2014-04-21 09:41 Global Times Web Editor: qindexing

The market for new-energy vehicles is expected to start growing more quickly, with major automakers announcing moves to expand into the sector at the Beijing International Automotive Exhibition (Auto China) on Sunday.

A total of 79 new-energy vehicles are being displayed at this year's event. Though the number is slightly lower than in previous years, the participation of leading companies has sent a strong signal that the market will grow further, experts said.

German carmaker Volkswagen, which has said that it intends to produce plug-in hybrids in China by 2016, premiered two plug-in hybrids at the event - the Golf GTE and the XL1. The company's Up! electric car is also set to arrive in the Chinese market later this year, it said at the auto show.

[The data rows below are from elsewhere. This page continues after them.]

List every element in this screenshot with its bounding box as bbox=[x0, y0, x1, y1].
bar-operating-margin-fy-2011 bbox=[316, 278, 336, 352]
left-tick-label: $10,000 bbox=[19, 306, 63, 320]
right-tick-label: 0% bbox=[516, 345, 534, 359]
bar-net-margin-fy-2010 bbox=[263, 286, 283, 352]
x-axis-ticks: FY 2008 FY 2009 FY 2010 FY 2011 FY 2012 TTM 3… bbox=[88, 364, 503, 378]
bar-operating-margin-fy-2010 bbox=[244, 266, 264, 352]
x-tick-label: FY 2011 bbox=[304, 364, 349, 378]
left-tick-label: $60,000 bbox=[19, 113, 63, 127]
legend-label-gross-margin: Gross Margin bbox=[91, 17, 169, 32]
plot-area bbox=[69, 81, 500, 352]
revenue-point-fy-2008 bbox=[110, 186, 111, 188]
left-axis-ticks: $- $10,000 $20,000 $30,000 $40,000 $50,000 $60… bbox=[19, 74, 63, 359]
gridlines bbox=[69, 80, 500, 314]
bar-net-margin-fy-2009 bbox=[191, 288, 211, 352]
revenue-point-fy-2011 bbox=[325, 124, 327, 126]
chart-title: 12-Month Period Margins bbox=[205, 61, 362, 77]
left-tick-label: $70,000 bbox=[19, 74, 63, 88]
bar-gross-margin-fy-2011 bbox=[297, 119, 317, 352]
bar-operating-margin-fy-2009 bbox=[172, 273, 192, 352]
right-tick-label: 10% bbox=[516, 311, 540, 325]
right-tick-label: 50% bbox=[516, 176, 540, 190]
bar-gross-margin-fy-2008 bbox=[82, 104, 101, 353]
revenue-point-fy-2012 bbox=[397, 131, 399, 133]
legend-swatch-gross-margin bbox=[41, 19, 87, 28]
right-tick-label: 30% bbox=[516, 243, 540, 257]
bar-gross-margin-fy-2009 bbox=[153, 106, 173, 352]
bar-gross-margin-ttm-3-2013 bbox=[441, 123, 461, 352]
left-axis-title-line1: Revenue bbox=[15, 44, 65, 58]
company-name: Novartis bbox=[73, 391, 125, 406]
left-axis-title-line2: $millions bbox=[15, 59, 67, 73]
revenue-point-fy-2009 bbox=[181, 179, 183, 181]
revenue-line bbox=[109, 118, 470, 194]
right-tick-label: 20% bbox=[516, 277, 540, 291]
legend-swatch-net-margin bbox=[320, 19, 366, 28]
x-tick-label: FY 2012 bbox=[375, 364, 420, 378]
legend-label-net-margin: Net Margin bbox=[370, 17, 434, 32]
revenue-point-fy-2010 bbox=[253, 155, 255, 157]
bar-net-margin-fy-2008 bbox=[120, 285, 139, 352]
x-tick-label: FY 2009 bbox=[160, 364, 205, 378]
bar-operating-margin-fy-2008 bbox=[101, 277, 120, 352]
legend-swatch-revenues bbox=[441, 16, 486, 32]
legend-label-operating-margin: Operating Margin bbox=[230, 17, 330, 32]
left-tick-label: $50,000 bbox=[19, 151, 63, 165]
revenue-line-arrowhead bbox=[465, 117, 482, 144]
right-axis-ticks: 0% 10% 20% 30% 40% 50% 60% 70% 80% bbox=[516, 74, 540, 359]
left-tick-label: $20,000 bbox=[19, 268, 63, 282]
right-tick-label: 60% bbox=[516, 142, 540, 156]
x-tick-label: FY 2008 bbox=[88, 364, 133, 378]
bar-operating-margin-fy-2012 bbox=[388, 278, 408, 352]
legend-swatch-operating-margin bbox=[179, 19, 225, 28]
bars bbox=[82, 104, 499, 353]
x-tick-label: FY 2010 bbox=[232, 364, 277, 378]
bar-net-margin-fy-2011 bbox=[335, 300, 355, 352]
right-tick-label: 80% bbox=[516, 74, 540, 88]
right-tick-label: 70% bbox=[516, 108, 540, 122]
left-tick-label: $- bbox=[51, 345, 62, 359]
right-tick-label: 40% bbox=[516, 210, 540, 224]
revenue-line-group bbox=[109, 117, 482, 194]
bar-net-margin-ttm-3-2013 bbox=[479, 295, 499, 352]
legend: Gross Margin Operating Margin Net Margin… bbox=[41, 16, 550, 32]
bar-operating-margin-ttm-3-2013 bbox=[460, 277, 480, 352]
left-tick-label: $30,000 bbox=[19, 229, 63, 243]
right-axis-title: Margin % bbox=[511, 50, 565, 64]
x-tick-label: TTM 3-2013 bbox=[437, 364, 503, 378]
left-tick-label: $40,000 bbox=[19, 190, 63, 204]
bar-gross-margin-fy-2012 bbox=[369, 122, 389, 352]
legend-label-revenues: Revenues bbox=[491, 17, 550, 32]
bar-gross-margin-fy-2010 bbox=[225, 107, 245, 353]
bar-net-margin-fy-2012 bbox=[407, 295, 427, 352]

A plug-in hybrid concept by Bentley, a luxury brand owned by Volkswagen, also made its global debut at Auto -China this year.

German carmaker Daimler also announced its DENZA electric car will be eligible for local subsidies in China when it goes on sale in the domestic market in September. DENZA is being jointly developed with Daimler's -Chinese partner BYD.

Japanese carmaker Toyota Motor Corp, which has so far sold over 6 million of its hybrid Prius cars globally, said at the show that it plans to make and sell hybrid versions of its Corolla and Levin sedans in China next year.

Domestic carmakers are also trying to gain a stronger foothold in the sector. BYD launched its plug-in hybrid SUV model - called Tang - at the auto show. And Beijing-based BAIC Group announced that it will cooperate with Siemens to co-develop electric-powered vehicles in China.

"Both the products and the market for new-energy vehicles are more mature now, and unlike before, the sector is expected to see real development this time," Zhang Zhiyong, an independent industry watcher, told the Global Times Sunday.

Wu Shuocheng, editor-in-chief at industry portal auto.gasgoo.com, said that the government's push to cut pollution is a major reason behind the growing acceptance of new-energy cars.

The Ministry of Industry and Information Technology announced a target in March 2013 that automakers' average oil consumption should be reduced to 6.9 liters per 100 kilometers by 2015, falling to 5 liters by 2020.

At a meeting held by the State Energy Commission on Friday, Premiere Li Keqiang stressed the importance of further development of new-energy cars as part of the efforts to maintain growth and protect the environment, according to a statement posted on the central government's website on Sunday.

However, Wu told the Global Times that sales of new-energy cars are not likely to see a major improvement this year as it will take time for research and production efforts to turn into sales.

Zhang Yu, managing director at consultancy Automotive Foresight (Shanghai) Co, noted that hybrids represent a transition to the era of pure electric-powered cars. The transition is taking a long time, but the sector is deserving of "long-term investment by automakers," he told the Global Times Sunday.

Various Chinese cities have launched car purchase restrictions in order to ease traffic congestion and cut pollution, such as Hangzhou and Tianjin. But there are no signs of the auto market cooling down, with Auto China still full of enthusiastic automakers and consumers.

Experts noted that cities' restrictive policies will dent local car sales, but the overall Chinese auto market is still likely to see strong growth this year.

The auto exhibition, which runs until April 29, has drawn over 2,000 companies, according to the show's website.